Avoiding position-independent executables due to linker error 'Relocation R_X86_64_32S against symbol `DeepState_UsingSymExec` can not be used when making a PIE object'
Closed this issue · 0 comments
Earlier today, I tried to build a DeepState test harness with other source files (including code from a rule-based testing framework) using make and ran into this:
$ make
g++ -Wall -g -std=c++11 -Iinclude -ldeepstate -o fuzztest_deepstateharness.bin bsd_random.o Random.o Pick.o Pick_default.o fuzztest_deepstateharness.o
/usr/bin/ld: fuzztest_deepstateharness.o: relocation R_X86_64_32S against symbol `DeepState_UsingSymExec' can not be used when making a PIE object; recompile with -fPIC
/usr/bin/ld: final link failed: Nonrepresentable section on output
collect2: error: ld returned 1 exit status
makefile: recipe for target 'fuzztest_deepstateharness.bin' failed
make: *** [fuzztest_deepstateharness.bin] Error 1
while using this makefile:
C = g++
STEST_DIR = ../../STest/
CFLAGS = -Wall -g -std=c++11 -Iinclude
fuzztest_deepstateharness.bin: bsd_random.o Random.o Pick.o Pick_default.o fuzztest_deepstateharness.o
$(C) $(CFLAGS) -ldeepstate -o fuzztest_deepstateharness.bin bsd_random.o Random.o Pick.o Pick_default.o fuzztest_deepstateharness.o
bsd_random.o: $(STEST_DIR)Random/bsd_random.c
gcc -Wall -g -c -Iinclude $(STEST_DIR)Random/bsd_random.c
Random.o: $(STEST_DIR)Random/Random.cpp
$(C) $(CFLAGS) -c $(STEST_DIR)Random/Random.cpp
Pick.o: $(STEST_DIR)Pick/Pick.cpp
$(C) $(CFLAGS) -c $(STEST_DIR)Pick/Pick.cpp
Pick_default.o: $(STEST_DIR)Pick/Pick_default.cpp
$(C) $(CFLAGS) -c $(STEST_DIR)Pick/Pick_default.cpp
fuzztest_deepstateharness.o: ./fuzztest_deepstateharness.cpp
$(C) $(CFLAGS) -c ./fuzztest_deepstateharness.cpp
clean:
rm fuzztest_deepstateharness.bin bsd_random.o Random.o Pick.o Pick_default.o fuzztest_deepstateharness.o
Looks like the linking error comes from DeepState's static library which probably creates some assembly code object that is not inherently position-independent, or it requires to be emplaced in a fixed address space instead of being readily available for shared libraries from a random memory location.
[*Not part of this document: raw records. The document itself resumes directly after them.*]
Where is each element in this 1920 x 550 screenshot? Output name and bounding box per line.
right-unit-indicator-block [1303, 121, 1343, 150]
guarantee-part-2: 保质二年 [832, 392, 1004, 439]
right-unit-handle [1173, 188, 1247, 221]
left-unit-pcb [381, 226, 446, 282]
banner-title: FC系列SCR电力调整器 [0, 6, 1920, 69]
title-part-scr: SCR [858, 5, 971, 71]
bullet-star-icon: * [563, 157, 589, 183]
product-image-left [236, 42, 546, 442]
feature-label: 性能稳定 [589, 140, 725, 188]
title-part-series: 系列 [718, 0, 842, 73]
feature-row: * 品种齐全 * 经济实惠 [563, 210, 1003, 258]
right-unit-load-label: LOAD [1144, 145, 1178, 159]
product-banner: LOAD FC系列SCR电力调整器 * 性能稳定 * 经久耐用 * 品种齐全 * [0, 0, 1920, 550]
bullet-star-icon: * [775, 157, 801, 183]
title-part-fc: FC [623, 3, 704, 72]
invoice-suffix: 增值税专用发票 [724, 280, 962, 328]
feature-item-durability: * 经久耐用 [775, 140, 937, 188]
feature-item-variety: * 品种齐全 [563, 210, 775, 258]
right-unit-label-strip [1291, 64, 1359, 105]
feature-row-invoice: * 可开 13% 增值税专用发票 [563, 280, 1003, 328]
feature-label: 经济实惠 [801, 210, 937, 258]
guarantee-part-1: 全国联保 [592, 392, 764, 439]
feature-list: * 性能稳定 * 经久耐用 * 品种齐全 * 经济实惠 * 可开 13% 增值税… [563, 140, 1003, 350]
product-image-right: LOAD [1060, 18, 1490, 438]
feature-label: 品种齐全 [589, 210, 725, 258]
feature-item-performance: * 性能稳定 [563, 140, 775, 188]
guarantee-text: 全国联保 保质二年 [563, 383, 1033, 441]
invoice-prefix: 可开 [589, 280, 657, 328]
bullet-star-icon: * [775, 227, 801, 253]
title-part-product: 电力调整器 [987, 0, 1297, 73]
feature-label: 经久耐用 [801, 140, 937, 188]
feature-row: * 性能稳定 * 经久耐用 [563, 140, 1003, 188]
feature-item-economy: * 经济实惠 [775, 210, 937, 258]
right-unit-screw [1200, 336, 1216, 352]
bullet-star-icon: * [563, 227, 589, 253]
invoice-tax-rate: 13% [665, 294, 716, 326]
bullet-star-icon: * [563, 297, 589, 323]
I think my compiler and arch (GCC 7.5, x86_64) may be prone to it as well (for instance, I read somewhere that AArch64 does not use PIE with static libraries by default).
Solution
Adding -fPIC
clearly didn't work for me, but including -no-pie
in my C++ compiler flags resolved it (one only requires it while preparing the final executable binary as that goes for the linking stage, so emplacing the flag/option in this line for me works as well).